We even gave Saddam valuable targeting information:
Exclusive: CIA Files Prove America Helped Saddam as He Gassed Iran
BY SHANE HARRIS AND MATTHEW M. AID | AUGUST 26, 2013
FOREIGN POLICY

In 1988, during the waning days of Iraq's war with Iran, the United States learned through satellite imagery that Iran was about to gain a major strategic advantage by exploiting a hole in Iraqi defenses. U.S. intelligence officials conveyed the location of the Iranian troops to Iraq, fully aware that Hussein's military would attack with chemical weapons, including sarin, a lethal nerve agent.

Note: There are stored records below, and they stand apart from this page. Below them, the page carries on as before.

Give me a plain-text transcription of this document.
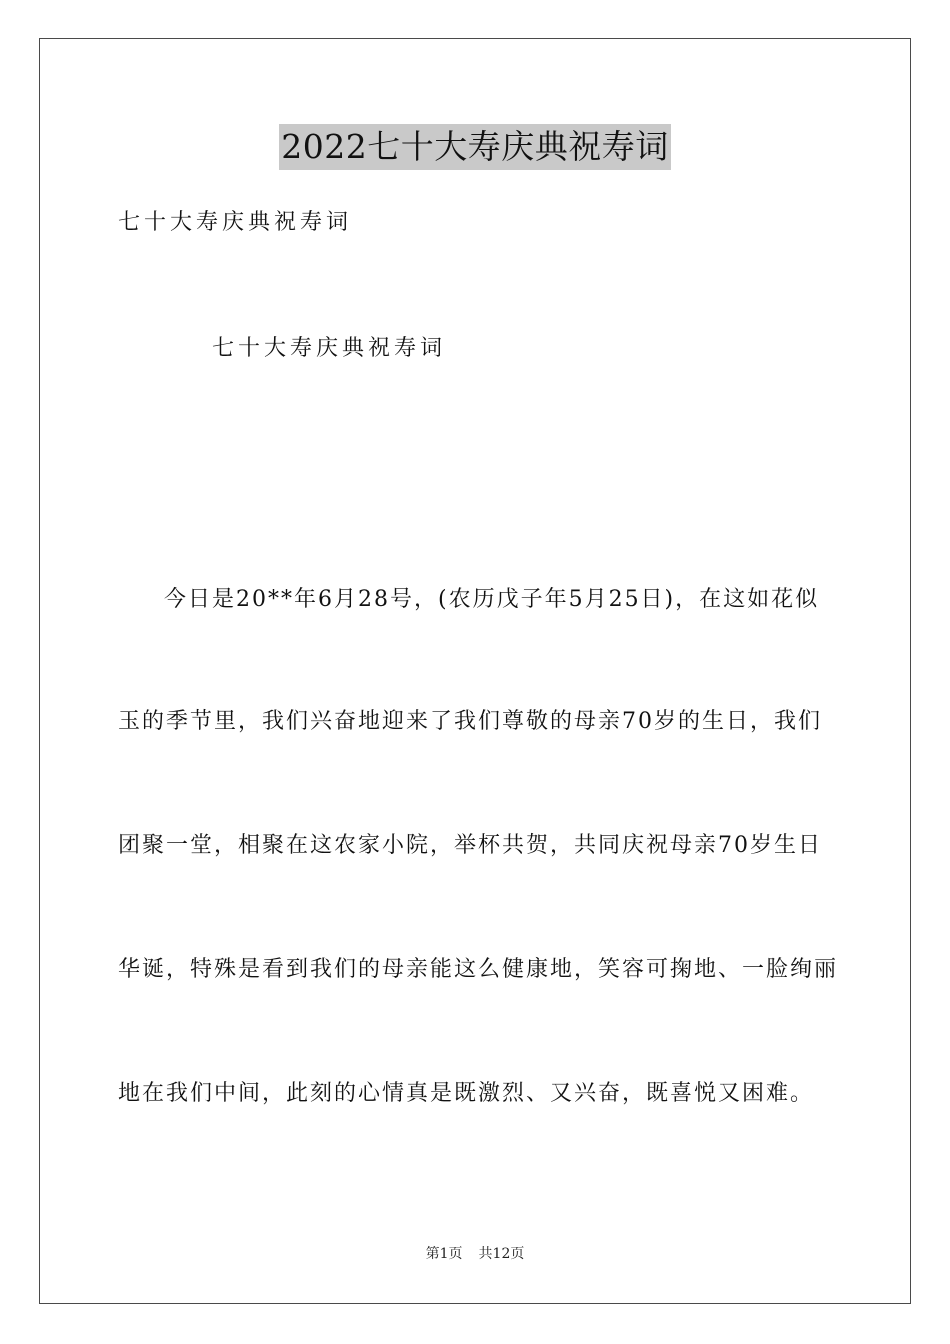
2022七十大寿庆典祝寿词
七十大寿庆典祝寿词
七十大寿庆典祝寿词
今日是20**年6月28号，(农历戊子年5月25日)，在这如花似
玉的季节里，我们兴奋地迎来了我们尊敬的母亲70岁的生日，我们
团聚一堂，相聚在这农家小院，举杯共贺，共同庆祝母亲70岁生日
华诞，特殊是看到我们的母亲能这么健康地，笑容可掬地、一脸绚丽
地在我们中间，此刻的心情真是既激烈、又兴奋，既喜悦又困难。
第1页 共12页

The intelligence included imagery and maps about Iranian troop movements, as well as the locations of Iranian logistics facilities and details about Iranian air defenses. The Iraqis used mustard gas and sarin prior to four major offensives in early 1988 that relied on U.S. satellite imagery, maps, and other intelligence. These attacks helped to tilt the war in Iraq's favor and bring Iran to the negotiating table, and they ensured that the Reagan administration's long-standing policy of securing an Iraqi victory would succeed. But they were also the last in a series of chemical strikes stretching back several years that the Reagan administration knew about and didn't disclose.